What are the responsibilities and job description for the RN - Case Manager - Full Time position at Titus Regional Medical Center?
Job: RN-Case Manager
Classification: Hourly/Non-Exempt
Job Category: 2 Professionals
Position Summary
The RN Case Manager monitors and compiles information on the necessity of the admission of patients and on the continued stay of patients. The Case Manager oversees the utilization management of each patient, conducts reviews, and ensures proper status of patient.
Essential Functions
-Knows and conforms to the Texas Nursing Practice Act, the Boards’ rules and regulations as well as Federal, State, or local laws, rules, or regulations affecting the RN's current area of nursing practice.
-Reviews inpatient records for admission necessity, justification of continued stay. Maintains complete documentation.
-Demonstrates clinical knowledge to assist physicians in providing complete documentation of severity of illness and intensity of services to assure that criteria for acute hospitalization are met.
-Acts as a resource for medical staff, interpreting requirements of federal, state, and third-party payer guidelines for coverage.
-Demonstrates ability to prioritize activities according to urgency of potential utilization problems on daily basis.
-Adapts effectively to changing priorities.

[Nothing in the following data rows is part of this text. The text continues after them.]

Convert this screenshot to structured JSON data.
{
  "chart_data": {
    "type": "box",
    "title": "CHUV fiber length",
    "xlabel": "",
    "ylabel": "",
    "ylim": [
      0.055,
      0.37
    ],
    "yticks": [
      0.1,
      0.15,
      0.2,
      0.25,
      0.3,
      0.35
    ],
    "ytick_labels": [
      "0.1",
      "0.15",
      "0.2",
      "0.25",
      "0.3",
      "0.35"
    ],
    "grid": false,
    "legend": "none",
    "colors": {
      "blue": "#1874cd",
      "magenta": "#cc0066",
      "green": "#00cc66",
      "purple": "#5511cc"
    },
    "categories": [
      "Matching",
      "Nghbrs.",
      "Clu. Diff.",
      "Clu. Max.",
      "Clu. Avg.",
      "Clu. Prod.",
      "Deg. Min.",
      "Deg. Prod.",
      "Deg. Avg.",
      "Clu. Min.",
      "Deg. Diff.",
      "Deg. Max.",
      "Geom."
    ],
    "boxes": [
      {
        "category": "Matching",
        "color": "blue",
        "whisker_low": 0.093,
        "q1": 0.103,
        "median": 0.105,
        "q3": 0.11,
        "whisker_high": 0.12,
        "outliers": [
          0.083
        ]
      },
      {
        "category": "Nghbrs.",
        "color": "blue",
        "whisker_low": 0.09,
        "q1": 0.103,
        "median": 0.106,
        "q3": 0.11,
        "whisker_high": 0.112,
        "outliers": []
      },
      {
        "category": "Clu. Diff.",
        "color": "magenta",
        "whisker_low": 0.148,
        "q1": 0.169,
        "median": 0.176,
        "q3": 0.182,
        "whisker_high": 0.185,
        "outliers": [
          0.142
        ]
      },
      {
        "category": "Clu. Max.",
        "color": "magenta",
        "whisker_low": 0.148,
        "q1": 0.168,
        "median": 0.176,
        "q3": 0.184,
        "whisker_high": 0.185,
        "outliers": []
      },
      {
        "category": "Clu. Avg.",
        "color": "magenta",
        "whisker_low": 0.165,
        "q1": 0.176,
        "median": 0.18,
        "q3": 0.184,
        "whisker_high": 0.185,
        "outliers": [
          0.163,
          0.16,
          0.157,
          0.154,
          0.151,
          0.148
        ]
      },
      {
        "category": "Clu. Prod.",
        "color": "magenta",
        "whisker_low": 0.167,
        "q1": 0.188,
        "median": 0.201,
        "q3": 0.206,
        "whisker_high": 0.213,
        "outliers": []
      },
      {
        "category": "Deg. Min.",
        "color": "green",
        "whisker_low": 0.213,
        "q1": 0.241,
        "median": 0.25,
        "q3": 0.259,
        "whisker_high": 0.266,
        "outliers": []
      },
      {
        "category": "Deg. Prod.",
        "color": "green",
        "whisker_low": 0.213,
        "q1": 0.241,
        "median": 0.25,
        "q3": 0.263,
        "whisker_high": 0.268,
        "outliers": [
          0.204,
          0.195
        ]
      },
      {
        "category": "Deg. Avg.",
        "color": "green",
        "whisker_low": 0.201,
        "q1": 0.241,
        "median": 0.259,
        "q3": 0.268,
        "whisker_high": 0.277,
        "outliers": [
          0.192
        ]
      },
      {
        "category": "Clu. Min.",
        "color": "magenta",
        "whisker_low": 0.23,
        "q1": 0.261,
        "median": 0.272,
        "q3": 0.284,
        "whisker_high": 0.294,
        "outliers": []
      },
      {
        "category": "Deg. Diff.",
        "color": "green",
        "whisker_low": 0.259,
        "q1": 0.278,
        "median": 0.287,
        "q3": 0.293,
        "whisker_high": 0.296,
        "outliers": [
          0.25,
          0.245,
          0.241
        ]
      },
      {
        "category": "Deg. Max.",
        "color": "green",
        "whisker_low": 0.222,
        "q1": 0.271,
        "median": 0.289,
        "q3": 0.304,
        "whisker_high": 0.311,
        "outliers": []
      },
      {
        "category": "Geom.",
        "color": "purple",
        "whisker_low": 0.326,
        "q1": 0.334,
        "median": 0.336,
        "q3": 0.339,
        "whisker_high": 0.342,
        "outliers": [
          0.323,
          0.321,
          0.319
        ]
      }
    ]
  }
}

-Completes work assignments on a timely basis and junctions effectively with minimal supervision.
-Interacts appropriately with physicians to achieve utilization objectives.
-Communicates effectively and professionally with the medical staff, other hospital departments and outside organizations.

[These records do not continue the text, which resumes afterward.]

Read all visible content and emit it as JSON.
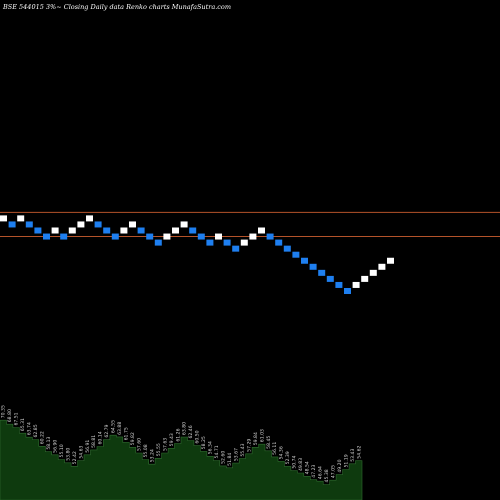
{
  "title": "BSE 544015 3%~  Closing Daily data  Renko  charts MunafaSutra.com",
  "colors": {
    "background": "#000000",
    "up_brick": "#ffffff",
    "down_brick": "#1e7ff0",
    "reference_line": "#b4532a",
    "volume_fill": "#0e3a0e",
    "volume_edge": "#2f6b2f",
    "label": "#d8d8d8"
  },
  "chart_data": {
    "type": "renko",
    "title": "BSE 544015 3%~  Closing Daily data  Renko  charts MunafaSutra.com",
    "brick_size_percent": 3,
    "grid": false,
    "reference_levels": [
      14,
      18
    ],
    "bricks": [
      {
        "dir": "up",
        "level": 17
      },
      {
        "dir": "down",
        "level": 16
      },
      {
        "dir": "up",
        "level": 17
      },
      {
        "dir": "down",
        "level": 16
      },
      {
        "dir": "down",
        "level": 15
      },
      {
        "dir": "down",
        "level": 14
      },
      {
        "dir": "up",
        "level": 15
      },
      {
        "dir": "down",
        "level": 14
      },
      {
        "dir": "up",
        "level": 15
      },
      {
        "dir": "up",
        "level": 16
      },
      {
        "dir": "up",
        "level": 17
      },
      {
        "dir": "down",
        "level": 16
      },
      {
        "dir": "down",
        "level": 15
      },
      {
        "dir": "down",
        "level": 14
      },
      {
        "dir": "up",
        "level": 15
      },
      {
        "dir": "up",
        "level": 16
      },
      {
        "dir": "down",
        "level": 15
      },
      {
        "dir": "down",
        "level": 14
      },
      {
        "dir": "down",
        "level": 13
      },
      {
        "dir": "up",
        "level": 14
      },
      {
        "dir": "up",
        "level": 15
      },
      {
        "dir": "up",
        "level": 16
      },
      {
        "dir": "down",
        "level": 15
      },
      {
        "dir": "down",
        "level": 14
      },
      {
        "dir": "down",
        "level": 13
      },
      {
        "dir": "up",
        "level": 14
      },
      {
        "dir": "down",
        "level": 13
      },
      {
        "dir": "down",
        "level": 12
      },
      {
        "dir": "up",
        "level": 13
      },
      {
        "dir": "up",
        "level": 14
      },
      {
        "dir": "up",
        "level": 15
      },
      {
        "dir": "down",
        "level": 14
      },
      {
        "dir": "down",
        "level": 13
      },
      {
        "dir": "down",
        "level": 12
      },
      {
        "dir": "down",
        "level": 11
      },
      {
        "dir": "down",
        "level": 10
      },
      {
        "dir": "down",
        "level": 9
      },
      {
        "dir": "down",
        "level": 8
      },
      {
        "dir": "down",
        "level": 7
      },
      {
        "dir": "down",
        "level": 6
      },
      {
        "dir": "down",
        "level": 5
      },
      {
        "dir": "up",
        "level": 6
      },
      {
        "dir": "up",
        "level": 7
      },
      {
        "dir": "up",
        "level": 8
      },
      {
        "dir": "up",
        "level": 9
      },
      {
        "dir": "up",
        "level": 10
      }
    ],
    "volume_labels": [
      "70.35",
      "68.80",
      "67.51",
      "65.31",
      "63.74",
      "62.85",
      "60.22",
      "58.13",
      "56.90",
      "55.10",
      "53.80",
      "52.42",
      "54.63",
      "56.91",
      "58.81",
      "60.14",
      "62.79",
      "64.55",
      "63.88",
      "61.75",
      "59.82",
      "57.60",
      "55.08",
      "53.24",
      "55.55",
      "57.63",
      "59.43",
      "61.26",
      "63.80",
      "62.46",
      "60.50",
      "58.25",
      "56.34",
      "54.71",
      "52.60",
      "51.84",
      "53.67",
      "55.43",
      "57.29",
      "59.84",
      "61.03",
      "58.45",
      "56.11",
      "54.36",
      "52.39",
      "50.74",
      "49.83",
      "48.54",
      "47.23",
      "46.64",
      "45.38",
      "47.05",
      "49.20",
      "51.19",
      "53.43",
      "54.62"
    ]
  }
}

-Assures timely notification of inappropriate admissions and assists in documenting administrative determinations
-Maintains required logs of utilization activity according to hospital procedures and requirements of third-party payers as needed.
-Provides ongoing support in preparation of required documentation for management and other review committees.
-Assists in the preparation of and delivers denial letters in cases of non-covered admissions.
-Provides timely completion of required utilization review certification for billing, including private insurance certifications.
-Oversees audits and assembles record and necessary utilization review documentation for audits and surveys by third party payers in conjunction with the denial management team.
-Keeps director abreast of actions with patient, physicians/administrators, etc.
-Able to work within EPIC and Indicia with adeptness and ease.
-When requested, assists the director with special projects.
-Effectively copes with emergency situations and resolves them in a positive manner.
-Has knowledge of registration department functions.
-Responsible for own continuing competence in nursing practice and individual professional growth.
-Provides documentation to third-party payers that require clinical information to certify medical necessity prior to payment of services rendered.
-Notifies the appropriate personnel and physicians when there is a denial for medical necessity.
-Participates in the daily huddle and coordinates care of the patient with the whole team.
-Demonstrates an understanding of the operation of a health care computer system.
-Performs general clerical duties as needed.
-Demonstrates knowledge of utilization and financial issues of an acute health care facility.
-Demonstrates effective oral and written communication skills.